Was kann ich für dich tun?« Der Zarensohn erzählt von seinem
Kummer, und der Eremit schenkt ihm eine Zauberflöte. Wenn er sie
spielt, fängt sein Herz an zu tanzen und alles Lebendige um ihn
herum ebenfalls. Mit Hilfe dieser Flöte besiegt er am Ende auch den
Drachen, der das Zarenreich bedroht. Alle seine Pfeile, seine
Speere, seine aggressiven Waffen versagen, aber als er die Flöte
spielt, fängt der riesige Drache an zu zittern und zu schrumpfen,
bis er nur noch eine kleine Luftblase ist.

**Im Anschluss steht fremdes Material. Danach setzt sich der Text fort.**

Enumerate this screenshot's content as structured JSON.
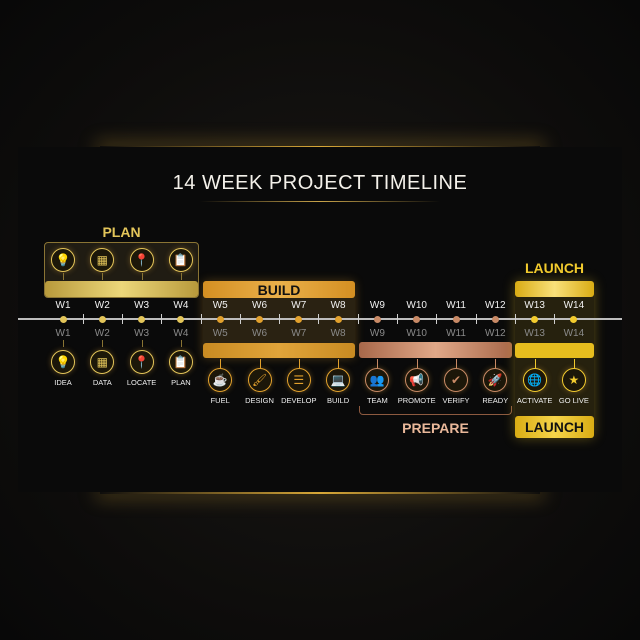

Der Königssohn zertritt
sie, und der Spuk ist vorbei.
Das ist für mich eines
der schönsten Beispiele, wie man mit negativen Energien umgehen
kann: Wenn einem jemand wie dieser Drache begegnet und es auf einen
abgesehen hat, wäre der normale Impuls: »Das kriegst du zurück, dir
zeig ich’s.« Wenn man dann seine Pfeile und Speere auf den Drachen
abschießt, wird er lachen und immer mächtiger werden, denn wenn
Gift mit Gift erwidert wird, nimmt es zu, und die Negativität, die
Feindseligkeit wird immer größer. Hier wird gezeigt, dass man
solche Probleme lösen kann, indem man aus dem System aussteigt,
indem man dem Drachen mit der Flöte begegnet. Wer von Menschen
umgeben ist, von denen er sich malträtiert fühlt, die giftig zu ihm
sind, kann ihnen mit der Haltung dieses Helden entgegentreten. Wenn
man in solchen Momenten die Flöte spielt, verpuffen die schlechten
Energien, aber eine solche Haltung muss von innen heraus kommen.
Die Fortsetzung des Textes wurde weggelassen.